Я отменил материнские похороны

Одиннадцатого апреля 1983 года день шелестел неторопливо. Антонине Сергеевне нездоровилось. Ныло сердце.

По телевизору шел вечер дагестанского поэта Расула Гамзатова. Расул читал свои простые и знакомые всем строки о материнской любви: «Тревожится за сына постоянно, / святой любви великая раба…»

Почему-то всплыли в памяти строки сына: «Всю ночь ныло сердце, а утром — шарах! — / снег выпал в горах. / Он выпал свободой от быта обычного, / напяленный туго с библейских высот, / как будто бы Савская, в брюках в облипочку, / паря над долиной, легла на живот. / Изыди, царица, с тоской недозволенной. / Не фотографируй кирпичный завод. / Но воздух шел кверху магнитными волнами, / завгар Никодимов подал на развод…» Какой такой завгар? Но сколько в этом стихотворении тоски о чем-то…

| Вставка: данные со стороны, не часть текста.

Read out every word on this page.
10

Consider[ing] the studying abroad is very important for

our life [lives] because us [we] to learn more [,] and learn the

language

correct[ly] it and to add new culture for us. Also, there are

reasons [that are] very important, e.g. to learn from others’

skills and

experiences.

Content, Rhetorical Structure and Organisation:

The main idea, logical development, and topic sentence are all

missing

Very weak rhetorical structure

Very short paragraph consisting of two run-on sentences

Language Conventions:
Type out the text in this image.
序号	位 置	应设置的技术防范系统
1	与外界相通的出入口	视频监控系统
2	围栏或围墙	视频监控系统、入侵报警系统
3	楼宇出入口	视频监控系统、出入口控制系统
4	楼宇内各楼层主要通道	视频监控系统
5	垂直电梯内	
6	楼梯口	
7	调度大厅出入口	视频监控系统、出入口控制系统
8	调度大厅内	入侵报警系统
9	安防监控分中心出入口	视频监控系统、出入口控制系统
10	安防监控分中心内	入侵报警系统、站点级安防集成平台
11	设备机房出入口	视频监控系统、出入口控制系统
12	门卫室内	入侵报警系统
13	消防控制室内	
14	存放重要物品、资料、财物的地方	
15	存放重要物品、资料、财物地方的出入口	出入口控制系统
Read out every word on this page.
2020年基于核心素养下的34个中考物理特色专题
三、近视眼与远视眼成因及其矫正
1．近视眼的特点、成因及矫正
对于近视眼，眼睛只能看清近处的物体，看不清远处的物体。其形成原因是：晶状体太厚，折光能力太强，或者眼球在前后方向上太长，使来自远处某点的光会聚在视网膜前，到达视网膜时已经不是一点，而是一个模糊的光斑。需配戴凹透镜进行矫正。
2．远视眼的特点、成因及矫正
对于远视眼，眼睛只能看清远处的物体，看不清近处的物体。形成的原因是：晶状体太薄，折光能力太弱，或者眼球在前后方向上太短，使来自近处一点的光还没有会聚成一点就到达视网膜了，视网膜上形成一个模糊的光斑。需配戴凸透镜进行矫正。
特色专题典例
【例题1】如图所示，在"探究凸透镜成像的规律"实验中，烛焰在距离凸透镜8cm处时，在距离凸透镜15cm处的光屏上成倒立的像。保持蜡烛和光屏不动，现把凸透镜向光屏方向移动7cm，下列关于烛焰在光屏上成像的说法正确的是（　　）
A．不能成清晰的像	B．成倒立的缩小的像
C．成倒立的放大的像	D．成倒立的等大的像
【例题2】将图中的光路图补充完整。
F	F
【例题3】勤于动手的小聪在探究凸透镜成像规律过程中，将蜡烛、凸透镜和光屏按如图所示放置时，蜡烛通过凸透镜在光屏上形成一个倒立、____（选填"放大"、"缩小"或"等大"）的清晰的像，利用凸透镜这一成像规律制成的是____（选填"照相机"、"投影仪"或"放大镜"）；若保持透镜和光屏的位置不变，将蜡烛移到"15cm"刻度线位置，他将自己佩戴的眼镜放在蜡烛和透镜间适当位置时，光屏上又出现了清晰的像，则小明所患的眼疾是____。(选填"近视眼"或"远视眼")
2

Девять лет прошло, как не стало Андрея Николаевича. Младший Андрюшка, Андрей Андреич, опять куда-то улетел. Дочка Наташа сказала — в Париж. Вот, кажется, только вчера баюкала его, качала на руках — как время пролетело. «Побыть на щеке твоей душной Андрюшкой…»

— Алло, Зоя, только что скончалась мама, — в трубке сдавленный голос сестры Андрея, Наташи. Зоя Богуславская помнит, что Наташа все повторяла по телефону: мамы нет, как быть, Андрей никак не прилетит…

* * *

Зоя Богуславская вспоминает:

— За десять лет до того друг Андрея, поэт Любомир Левчев, свозил меня к слепой прорицательнице Ванге. Поначалу я относилась к ней скептически, но она вдруг стала говорить вещи, которых не могла узнать никак, ни от кого, про сына Леню, про нас. И сказала еще тогда же: «У тебя и твоего мужа живы все родители, но вот отец твоего мужа серьезно болен. Что-то у него с головой и с ногой. А мать переживет его на десять с лишним лет»… Никаких особых проблем со здоровьем у отца Андрея, Андрея Николаевича, вроде бы не было, ему был семьдесят один год, — и вдруг начался острый тромбофлебит правой ноги, а спустя полгода, в семьдесят третьем, он скоропостижно умер от инсульта. И вот теперь, пошел десятый год после его смерти, — не стало Антонины Сергеевны. Предсказания Ванги оказались до жути точны.

…В ожидании Андрея определили уже время кремации, всё оформили. Он успевает самолетом в момент, когда мы уже ждем очереди в старом крематории Донского кладбища, уже вот-вот надо будет прощаться… И вот, не забуду никогда этой сцены, он подъезжает на грузовом такси, вылетает, лицо белое, ошалелые глаза, они с таксистом молча стаскивают гроб с катафалка, на глазах у замершей толпы родных и близких погружают гроб в такси и уезжают. Он сказал твердо: «Я ее сжигать не дам. Я должен похоронить ее рядом с отцом…» Думаю, в истории захоронений это был единственный случай, когда гроб похитили на глазах скорбящих.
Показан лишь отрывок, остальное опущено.